The survey shows that some of the unexpected bills arise because doctors or hospitals where patients are treated don’t participate in the patients’ insurance networks. Patients expect their insurance to cover more than it actually does. They blame the insurance companies but in fact doctors or hospitals may not have joined the insurance companies’ networks. Patients are unaware of this and it hugely increases costs.
An earlier survey conducted in 2015 by Consumers Union found about a third of people got an unexpected medical bill after their insurers paid less than expected. Which raises the question: what should a health service be for? To enrich a small number of medics and pharmaceutical CEOs, or to offer a healthy, happy life for ordinary people. (Edited part-version of a piece by NPR and Kaiser Health News).
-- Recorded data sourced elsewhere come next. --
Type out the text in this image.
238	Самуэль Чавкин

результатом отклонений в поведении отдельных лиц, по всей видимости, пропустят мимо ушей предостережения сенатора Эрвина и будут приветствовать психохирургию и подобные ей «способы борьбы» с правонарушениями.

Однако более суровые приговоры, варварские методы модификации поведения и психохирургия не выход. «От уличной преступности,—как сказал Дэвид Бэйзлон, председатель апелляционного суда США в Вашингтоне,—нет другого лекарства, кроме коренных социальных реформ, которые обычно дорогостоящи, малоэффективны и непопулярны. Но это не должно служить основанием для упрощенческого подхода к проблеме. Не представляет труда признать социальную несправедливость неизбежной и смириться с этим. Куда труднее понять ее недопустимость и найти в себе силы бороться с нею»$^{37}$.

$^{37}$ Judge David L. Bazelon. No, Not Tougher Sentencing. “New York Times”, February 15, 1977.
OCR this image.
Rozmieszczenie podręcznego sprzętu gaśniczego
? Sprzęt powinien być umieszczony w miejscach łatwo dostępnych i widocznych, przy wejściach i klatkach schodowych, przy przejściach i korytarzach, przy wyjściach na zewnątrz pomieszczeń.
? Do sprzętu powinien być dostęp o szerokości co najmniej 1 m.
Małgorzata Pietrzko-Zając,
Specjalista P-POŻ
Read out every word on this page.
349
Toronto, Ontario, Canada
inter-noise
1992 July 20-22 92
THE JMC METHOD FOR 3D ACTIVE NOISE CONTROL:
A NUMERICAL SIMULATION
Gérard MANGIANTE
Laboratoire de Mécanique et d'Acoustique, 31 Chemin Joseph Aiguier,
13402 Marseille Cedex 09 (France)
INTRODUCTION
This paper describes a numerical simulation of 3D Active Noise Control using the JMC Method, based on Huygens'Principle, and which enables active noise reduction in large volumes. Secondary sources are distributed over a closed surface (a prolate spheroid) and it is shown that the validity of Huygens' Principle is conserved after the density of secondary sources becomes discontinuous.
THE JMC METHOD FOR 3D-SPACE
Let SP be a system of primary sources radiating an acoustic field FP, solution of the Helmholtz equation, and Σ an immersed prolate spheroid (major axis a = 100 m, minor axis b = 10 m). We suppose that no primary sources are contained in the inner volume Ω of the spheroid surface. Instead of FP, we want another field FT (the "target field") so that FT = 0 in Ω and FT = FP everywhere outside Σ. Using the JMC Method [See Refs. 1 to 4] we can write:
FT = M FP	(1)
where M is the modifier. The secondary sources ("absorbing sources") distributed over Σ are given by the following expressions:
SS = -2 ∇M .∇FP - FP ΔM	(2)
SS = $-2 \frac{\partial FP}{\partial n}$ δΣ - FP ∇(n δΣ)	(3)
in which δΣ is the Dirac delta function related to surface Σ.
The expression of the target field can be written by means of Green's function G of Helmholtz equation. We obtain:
If you have good health insurance in America you are very lucky. People criticise the British National Health, and it is true that you have wait for non-urgent attention, such as hip or knee operations, where the delay tends to force people (who can do so) to join a private health insurance scheme. But if you are seriously sick the NHS does a superb job, even in relatively remote country districts. All this despite the efforts of ideologues to shrink the service until the pips squeak. Why are they doing this? The answer is ideological – they want to hand over the NHS to the very American health organisations that are profiteering, as above, in America. The right-wing politicians pushing privatisation already have taxpayer-subsidised private arrangements, so they’re alright, which what matters (ahem!).